Why should there be division between caste and caste? What was the meaning, the purpose, the significance, and the power of the caste division in the old days? What was it but a division of labour for the glory of the Motherland, so that each within his own sphere could contribute perfect service that should enrich the wide diversity of life? It was to build up, to create and foster national culture and national consciousness. Was that great system subtly built of a knowledge of human functions and possibilities meant to bring division? Were the law makers enemies of their Motherland that they brought about this division of sects and castes? No. It was built up so that India might be served, each community honouring itself and finding its perfect expression through some service which would be best suited to its own way of thought, to its own capacity of achievement, its own sources of inspiration and its own opportunity of realisation. Have we grown so civilised that we have become untrue to our own social, intellectual and spiritual principles? (Cheers) Have we become so alienated from the inner meanings of our evolution that what was meant to be a source of richer unity has become to-day a source of disunion, disintegration, degradation that affected the honour and progress of the Motherland? You have all made separate demands for reform, Brahmans, non-Brahmans, Mussalmans and Panchamas have gone on deputations. But what good are all these deputations, all these divided attempts? Let there be a hundred thousand deputations.
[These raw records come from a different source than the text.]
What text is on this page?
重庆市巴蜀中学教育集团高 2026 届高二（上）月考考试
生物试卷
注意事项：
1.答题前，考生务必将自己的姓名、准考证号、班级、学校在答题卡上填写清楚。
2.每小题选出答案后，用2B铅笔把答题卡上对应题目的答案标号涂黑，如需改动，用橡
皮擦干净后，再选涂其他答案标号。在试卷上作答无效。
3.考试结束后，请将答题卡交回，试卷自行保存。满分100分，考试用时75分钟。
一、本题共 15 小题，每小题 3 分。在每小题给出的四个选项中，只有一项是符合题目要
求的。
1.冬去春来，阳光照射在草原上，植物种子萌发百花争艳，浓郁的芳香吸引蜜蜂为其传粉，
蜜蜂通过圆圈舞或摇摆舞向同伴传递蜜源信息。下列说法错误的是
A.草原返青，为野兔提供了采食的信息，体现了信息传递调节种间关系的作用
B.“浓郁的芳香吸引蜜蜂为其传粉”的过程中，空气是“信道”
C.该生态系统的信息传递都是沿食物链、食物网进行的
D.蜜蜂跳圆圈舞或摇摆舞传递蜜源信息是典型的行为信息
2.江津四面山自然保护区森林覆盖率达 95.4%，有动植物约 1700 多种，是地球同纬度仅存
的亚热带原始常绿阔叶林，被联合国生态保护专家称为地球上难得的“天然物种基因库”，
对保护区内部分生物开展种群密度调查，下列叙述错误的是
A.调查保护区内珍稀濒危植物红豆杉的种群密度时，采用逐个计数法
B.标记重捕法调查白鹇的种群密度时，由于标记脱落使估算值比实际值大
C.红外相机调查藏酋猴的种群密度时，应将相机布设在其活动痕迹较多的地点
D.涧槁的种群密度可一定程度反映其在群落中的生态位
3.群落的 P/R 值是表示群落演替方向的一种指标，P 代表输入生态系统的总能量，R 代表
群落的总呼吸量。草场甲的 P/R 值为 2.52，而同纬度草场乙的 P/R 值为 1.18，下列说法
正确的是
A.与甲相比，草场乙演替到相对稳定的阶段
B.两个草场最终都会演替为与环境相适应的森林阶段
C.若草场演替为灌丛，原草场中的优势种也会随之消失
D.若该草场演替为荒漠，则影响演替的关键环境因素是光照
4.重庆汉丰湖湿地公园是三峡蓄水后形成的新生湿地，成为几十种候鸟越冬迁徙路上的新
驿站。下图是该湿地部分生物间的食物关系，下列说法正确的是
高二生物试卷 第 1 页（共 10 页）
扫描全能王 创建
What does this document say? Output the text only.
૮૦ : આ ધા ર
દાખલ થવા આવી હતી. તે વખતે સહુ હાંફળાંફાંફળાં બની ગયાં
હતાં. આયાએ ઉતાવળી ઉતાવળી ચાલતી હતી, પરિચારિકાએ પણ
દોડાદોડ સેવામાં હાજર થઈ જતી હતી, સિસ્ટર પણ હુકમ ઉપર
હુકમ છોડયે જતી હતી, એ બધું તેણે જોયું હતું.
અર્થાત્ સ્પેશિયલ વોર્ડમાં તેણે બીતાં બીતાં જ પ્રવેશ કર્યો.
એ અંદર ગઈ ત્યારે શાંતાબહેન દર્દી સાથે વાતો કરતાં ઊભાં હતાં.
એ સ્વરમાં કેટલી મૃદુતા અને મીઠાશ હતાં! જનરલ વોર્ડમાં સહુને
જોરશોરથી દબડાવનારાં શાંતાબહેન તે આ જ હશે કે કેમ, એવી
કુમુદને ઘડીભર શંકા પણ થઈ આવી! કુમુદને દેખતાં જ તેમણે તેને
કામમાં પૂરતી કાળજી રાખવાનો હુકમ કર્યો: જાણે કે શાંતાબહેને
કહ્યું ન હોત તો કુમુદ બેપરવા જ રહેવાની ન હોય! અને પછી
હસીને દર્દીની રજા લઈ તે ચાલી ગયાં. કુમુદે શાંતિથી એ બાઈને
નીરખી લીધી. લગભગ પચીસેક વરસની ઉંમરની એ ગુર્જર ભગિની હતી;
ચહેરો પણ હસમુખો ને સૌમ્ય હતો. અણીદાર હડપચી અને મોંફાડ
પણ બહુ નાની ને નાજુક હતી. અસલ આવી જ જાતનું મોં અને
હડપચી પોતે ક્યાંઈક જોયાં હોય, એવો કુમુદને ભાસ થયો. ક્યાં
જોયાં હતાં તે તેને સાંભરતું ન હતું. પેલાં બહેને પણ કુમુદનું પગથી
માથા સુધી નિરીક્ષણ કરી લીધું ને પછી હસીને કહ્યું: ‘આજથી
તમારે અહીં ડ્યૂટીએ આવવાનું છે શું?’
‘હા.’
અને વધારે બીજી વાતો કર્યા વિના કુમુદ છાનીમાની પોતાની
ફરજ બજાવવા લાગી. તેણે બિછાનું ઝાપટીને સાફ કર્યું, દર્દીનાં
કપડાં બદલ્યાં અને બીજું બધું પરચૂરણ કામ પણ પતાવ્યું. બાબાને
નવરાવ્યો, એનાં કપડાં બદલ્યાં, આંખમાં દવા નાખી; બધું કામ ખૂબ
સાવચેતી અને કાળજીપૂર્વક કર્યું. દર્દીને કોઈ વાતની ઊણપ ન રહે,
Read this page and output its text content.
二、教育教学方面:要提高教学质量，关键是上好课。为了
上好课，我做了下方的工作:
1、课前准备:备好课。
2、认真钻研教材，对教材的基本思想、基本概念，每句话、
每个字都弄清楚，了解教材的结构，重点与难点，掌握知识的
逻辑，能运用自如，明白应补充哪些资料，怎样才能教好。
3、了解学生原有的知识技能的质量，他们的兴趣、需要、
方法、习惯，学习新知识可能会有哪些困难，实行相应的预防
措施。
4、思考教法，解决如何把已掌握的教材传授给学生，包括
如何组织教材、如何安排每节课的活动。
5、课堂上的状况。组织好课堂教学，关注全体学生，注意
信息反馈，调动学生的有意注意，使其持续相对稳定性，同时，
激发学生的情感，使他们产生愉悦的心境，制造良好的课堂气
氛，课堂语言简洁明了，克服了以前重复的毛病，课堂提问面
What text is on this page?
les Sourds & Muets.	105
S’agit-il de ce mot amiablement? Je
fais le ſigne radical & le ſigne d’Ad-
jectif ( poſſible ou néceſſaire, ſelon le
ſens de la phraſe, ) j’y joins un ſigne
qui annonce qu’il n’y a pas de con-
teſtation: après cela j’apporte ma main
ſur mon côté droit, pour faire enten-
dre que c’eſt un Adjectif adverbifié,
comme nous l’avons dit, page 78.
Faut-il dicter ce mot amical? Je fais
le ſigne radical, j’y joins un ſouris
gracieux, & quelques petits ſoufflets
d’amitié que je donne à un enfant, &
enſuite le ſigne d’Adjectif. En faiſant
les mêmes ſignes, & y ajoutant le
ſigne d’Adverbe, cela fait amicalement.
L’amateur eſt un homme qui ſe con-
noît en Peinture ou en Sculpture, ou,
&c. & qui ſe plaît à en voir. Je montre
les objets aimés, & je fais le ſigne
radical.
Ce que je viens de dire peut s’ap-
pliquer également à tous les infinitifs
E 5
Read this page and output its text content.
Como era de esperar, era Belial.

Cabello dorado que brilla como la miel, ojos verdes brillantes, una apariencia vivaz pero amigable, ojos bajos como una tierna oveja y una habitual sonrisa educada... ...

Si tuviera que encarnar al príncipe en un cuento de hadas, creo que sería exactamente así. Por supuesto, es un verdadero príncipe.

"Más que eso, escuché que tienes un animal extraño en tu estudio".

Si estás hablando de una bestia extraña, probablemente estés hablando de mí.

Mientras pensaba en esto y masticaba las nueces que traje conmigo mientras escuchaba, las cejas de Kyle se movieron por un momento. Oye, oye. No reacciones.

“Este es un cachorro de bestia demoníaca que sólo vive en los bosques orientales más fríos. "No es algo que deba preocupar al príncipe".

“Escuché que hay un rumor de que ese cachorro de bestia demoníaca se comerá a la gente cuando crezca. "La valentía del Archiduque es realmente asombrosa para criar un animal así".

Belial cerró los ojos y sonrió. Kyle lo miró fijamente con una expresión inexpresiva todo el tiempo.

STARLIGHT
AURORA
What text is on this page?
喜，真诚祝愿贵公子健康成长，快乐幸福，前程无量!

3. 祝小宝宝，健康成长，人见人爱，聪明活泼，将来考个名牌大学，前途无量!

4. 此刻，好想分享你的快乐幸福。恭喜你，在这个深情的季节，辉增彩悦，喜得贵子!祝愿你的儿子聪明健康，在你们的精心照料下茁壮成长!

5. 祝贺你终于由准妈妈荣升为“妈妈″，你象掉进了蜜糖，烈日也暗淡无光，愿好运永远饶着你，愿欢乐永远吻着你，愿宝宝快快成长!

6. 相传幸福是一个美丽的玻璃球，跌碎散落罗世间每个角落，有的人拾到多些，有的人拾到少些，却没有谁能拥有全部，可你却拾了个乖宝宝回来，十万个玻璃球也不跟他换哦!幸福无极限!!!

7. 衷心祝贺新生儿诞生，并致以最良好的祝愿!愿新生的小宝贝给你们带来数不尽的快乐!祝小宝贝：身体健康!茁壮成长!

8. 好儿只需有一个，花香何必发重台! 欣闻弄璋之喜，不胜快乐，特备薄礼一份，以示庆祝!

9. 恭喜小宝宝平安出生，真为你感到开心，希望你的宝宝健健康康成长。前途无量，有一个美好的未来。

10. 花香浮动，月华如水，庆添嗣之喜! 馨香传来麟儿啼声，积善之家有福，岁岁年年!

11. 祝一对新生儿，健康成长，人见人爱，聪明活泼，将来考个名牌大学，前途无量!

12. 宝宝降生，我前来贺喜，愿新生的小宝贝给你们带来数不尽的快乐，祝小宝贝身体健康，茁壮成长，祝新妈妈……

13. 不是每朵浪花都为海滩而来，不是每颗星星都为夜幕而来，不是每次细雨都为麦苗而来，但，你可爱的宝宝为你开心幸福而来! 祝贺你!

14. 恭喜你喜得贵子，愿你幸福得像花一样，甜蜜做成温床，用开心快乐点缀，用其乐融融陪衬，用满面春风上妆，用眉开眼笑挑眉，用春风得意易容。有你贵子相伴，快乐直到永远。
If they can go in one united spirit with their different forms of expression of the cause, then each fresh demand freshly reiterated would mean the emphasising of the same demand.
To-day we stand so that if the Angels of Heaven would sit in judgment, as to the real meaning and link between demand and demand, very different in fact, he might be puzzled to know what was just and what was unjust. But we need not call the Angels of Heaven, nor need we await the leisure of another nation for justice. (Cheers) Justice is within the soul of a nation, justice is the treasure of a nation, justice is the honour of a nation. If a nation chooses to rob itself, to dishonour itself, to be untrue to itself, not the Angels of Heaven, not the ministers of the King shall stay it. But if a nation chooses to honour itself, fulfil its duty and rise to the height of its own ambition, what prevents it but its own desires, what prevents it but its own folly, what prevents it but its own personal animosities and personal cleavages? I ask you, children of the immortal South, during the forthcoming years to be true to yourself, just to yourself, sink all divisions, obliterate all differences, forget all feuds, annihilate all hatreds, become one in the service of the Motherland, for, as I said, your flesh, Brahman or non-Brahman, is made out of the clays and waters of the South and your spirit is filled by the breath of Her who is Bharata Mata, Bharata Mata, Bharata Mata.